Investors digested a key inflation indicator that showed better-than-feared price pressures on Friday. The core personal consumption expenditures price index rose 3.5% in June year over year. It marked a sharp acceleration in inflation but came in slightly below a Dow Jones expectation of a 3.6% jump.
Weaker-than-expected readings on the U.S. economy further eased concerns about the Federal Reserve dialing back asset purchases.
U.S. second-quarter gross domestic product accelerated 6.5% on an annualized basis, considerably less than the 8.4% Dow Jones estimate.
Meanwhile, the latest weekly jobless claims also came in higher than expected.

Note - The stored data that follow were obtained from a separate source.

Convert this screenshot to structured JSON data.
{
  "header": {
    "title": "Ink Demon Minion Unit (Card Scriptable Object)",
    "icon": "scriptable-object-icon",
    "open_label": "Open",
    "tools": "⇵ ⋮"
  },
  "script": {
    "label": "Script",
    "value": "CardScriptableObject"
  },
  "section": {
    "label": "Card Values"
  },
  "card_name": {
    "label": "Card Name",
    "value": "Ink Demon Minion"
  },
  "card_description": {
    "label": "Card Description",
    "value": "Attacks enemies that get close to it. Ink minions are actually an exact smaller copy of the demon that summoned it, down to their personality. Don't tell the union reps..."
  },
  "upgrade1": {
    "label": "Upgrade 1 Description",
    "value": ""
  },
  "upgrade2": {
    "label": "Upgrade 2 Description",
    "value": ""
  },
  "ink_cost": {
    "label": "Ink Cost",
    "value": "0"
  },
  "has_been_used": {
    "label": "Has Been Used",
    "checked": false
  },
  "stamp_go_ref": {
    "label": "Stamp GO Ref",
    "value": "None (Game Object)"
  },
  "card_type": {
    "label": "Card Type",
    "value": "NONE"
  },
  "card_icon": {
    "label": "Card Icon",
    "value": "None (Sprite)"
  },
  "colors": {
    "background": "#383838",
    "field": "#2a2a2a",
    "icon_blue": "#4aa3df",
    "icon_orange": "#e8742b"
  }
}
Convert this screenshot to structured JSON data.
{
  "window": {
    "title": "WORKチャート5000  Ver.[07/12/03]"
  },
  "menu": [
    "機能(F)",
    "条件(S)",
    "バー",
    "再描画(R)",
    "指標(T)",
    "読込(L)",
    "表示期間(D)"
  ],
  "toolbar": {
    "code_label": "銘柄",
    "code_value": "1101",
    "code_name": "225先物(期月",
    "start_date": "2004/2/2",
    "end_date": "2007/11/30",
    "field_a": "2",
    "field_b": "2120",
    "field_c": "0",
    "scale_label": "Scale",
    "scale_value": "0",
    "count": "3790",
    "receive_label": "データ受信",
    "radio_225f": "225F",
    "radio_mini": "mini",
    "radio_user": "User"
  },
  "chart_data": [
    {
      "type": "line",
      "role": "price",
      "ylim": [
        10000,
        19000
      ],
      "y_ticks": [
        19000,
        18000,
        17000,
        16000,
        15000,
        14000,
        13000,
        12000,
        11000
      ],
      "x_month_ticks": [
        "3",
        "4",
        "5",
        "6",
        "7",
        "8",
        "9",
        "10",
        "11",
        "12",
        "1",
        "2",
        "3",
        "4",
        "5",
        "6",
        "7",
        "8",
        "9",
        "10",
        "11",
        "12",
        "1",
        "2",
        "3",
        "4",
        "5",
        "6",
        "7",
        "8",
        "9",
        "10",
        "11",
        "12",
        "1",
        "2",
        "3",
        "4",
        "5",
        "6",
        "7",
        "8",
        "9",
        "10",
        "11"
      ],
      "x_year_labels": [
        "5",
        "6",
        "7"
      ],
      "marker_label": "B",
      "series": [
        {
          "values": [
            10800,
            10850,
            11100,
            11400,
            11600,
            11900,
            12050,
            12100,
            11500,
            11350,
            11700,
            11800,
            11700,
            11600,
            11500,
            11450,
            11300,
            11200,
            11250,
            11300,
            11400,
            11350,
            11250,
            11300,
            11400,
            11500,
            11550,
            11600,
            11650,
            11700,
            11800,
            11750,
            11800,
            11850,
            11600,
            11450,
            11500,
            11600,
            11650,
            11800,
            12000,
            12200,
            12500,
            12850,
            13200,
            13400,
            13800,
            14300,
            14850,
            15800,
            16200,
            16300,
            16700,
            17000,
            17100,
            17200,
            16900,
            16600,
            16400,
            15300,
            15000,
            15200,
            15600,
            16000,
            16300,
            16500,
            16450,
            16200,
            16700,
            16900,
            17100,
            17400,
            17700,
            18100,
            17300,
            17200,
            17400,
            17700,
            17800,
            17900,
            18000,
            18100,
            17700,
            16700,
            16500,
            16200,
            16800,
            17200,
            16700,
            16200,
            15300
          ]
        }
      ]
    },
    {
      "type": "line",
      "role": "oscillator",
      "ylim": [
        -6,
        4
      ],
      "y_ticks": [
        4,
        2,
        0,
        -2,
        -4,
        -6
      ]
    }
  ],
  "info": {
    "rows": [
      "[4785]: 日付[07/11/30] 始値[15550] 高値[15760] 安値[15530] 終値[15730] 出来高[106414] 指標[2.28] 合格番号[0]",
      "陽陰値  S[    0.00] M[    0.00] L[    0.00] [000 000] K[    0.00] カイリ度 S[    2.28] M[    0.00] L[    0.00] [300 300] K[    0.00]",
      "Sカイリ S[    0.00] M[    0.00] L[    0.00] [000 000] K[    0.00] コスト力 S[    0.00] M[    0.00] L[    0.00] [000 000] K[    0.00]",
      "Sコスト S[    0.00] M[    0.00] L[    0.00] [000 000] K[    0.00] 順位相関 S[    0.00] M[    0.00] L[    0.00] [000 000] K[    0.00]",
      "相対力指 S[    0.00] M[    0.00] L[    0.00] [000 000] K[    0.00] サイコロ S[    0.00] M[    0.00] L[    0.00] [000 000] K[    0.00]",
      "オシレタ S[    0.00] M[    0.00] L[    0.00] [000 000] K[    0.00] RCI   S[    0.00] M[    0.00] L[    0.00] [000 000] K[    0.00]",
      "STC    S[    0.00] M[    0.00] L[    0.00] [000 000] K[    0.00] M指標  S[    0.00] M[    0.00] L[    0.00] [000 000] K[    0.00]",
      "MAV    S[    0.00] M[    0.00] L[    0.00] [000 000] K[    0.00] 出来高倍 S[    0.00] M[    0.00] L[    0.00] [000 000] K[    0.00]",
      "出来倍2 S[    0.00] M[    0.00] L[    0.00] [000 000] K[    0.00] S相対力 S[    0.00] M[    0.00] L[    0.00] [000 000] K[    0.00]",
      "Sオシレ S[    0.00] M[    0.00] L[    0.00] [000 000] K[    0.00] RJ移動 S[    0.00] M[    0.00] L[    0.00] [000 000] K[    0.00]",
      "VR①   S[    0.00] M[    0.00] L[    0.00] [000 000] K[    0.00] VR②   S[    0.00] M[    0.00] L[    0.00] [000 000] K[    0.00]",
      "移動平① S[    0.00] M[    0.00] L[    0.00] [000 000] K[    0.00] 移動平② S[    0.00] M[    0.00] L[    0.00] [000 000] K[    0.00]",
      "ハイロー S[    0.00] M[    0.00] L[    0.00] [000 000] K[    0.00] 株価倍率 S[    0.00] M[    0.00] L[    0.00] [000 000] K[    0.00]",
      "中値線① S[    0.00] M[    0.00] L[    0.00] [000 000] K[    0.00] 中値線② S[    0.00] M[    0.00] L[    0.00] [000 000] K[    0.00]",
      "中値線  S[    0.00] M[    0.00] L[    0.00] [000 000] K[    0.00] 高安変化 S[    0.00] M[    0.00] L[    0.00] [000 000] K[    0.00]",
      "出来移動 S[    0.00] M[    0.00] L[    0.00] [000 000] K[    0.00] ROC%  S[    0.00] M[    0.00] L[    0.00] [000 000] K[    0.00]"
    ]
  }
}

Fed Chairman Jerome Powell on Wednesday noted that while the economy has come a long way since the COVID-19 recession, it still has a ways to go before the central bank considers adjusting its easy-money policies.
Prices for 10-Year Treasurys jumped, lowering yields to 1.23% from Thursday’s 1.27%. Treasury prices and yields move in opposite directions.
Oil prices added 13 cents to $73.75 U.S. a barrel.
Gold prices docked $10.30 to $1,825.50 U.S. an ounce.